Will I ever want to lose those last 100#? I don't know. I will play that part by ear. If I'm ever in a position to have surgery to remove the excess skin, then yes. If not, then I can't say because there is nothing worse, for me, than the way my body looks from what I've done to it. Not the weight loss, but the gains that stretched it out in the first place.

Some day I'll shed this "earth suit" anyway; until that time comes I will do what I believe to be best for myself, and that will ALWAYS be eating low carb. For my health.

Sunday, February 8, 2009

Turnips - oh yeah, baby...

Root vegetables, other than carrots, weren't something I ate much of as I was growing up. As a result, I never really had an interest in them. But now, eating low carb, it's a whole 'nother story! I recently got some turnips on sale, and had to use them. Since my husband had roasted chicken for our dinner earlier and had left the pan on the stovetop, I peeled and diced a couple of turnips and tossed them in the chicken drippings with a few pieces of bacon, and put it back in the oven. About 20 minutes later I had THE most delicious vegetable dish I think I've ever eaten! The turnips were dark brown and caramelized...I put them in a bowl with a little (1 Tbsp or so) shredded cheddar cheese on top and had them for my afternoon snack-meal-thing. (Hubby is at work and I usually don't have full meals when I'm alone, I just sort of graze.) So sweet and tender, a little sticky...oh no, my mouth is watering just thinking about it! And about 12gN carbs for the whole thing.

As my dad used to say, "You can't beat that with a stick!"
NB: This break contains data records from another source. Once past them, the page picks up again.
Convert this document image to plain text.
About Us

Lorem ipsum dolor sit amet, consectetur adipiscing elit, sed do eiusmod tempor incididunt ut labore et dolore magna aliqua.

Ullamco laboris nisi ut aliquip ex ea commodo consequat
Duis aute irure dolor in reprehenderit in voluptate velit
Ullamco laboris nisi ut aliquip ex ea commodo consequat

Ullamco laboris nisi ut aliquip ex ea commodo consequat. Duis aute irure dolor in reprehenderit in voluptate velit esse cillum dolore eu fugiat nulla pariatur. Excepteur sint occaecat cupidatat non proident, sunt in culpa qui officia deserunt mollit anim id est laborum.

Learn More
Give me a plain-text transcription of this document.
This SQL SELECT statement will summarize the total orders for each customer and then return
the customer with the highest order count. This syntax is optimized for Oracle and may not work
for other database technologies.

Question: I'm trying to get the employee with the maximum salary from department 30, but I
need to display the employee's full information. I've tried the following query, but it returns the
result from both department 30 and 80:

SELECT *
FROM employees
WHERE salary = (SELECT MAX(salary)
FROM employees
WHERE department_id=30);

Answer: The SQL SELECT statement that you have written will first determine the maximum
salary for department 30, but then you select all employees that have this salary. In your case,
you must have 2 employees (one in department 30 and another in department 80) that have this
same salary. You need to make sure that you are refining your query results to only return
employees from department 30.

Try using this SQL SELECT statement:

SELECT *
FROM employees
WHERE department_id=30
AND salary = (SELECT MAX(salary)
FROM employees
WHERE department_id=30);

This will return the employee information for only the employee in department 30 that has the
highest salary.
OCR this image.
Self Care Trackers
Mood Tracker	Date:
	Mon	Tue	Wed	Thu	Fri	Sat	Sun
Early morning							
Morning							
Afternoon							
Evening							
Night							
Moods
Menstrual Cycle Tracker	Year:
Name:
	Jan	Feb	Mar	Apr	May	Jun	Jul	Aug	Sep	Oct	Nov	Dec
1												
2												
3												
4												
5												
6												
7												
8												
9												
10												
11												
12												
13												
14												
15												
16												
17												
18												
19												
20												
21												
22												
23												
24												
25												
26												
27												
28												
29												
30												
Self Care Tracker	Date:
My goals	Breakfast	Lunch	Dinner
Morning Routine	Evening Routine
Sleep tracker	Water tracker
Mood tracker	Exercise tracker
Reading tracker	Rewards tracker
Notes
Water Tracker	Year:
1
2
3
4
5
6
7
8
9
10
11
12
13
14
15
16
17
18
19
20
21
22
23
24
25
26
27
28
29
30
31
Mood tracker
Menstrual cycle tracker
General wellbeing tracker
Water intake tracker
Moving Day! A New Beginning

Well, sort of...today I moved my blog over from another blogging site, because there were so many times that the other site gave me grief that I was tired of dealing with them. A friend has been urging me to move here after also having issues with the other site...so here I am. As you can see (I only moved 18 posts!) I haven't been blogging that long to start with. So it didn't take long to move. I think I'll be happy here :).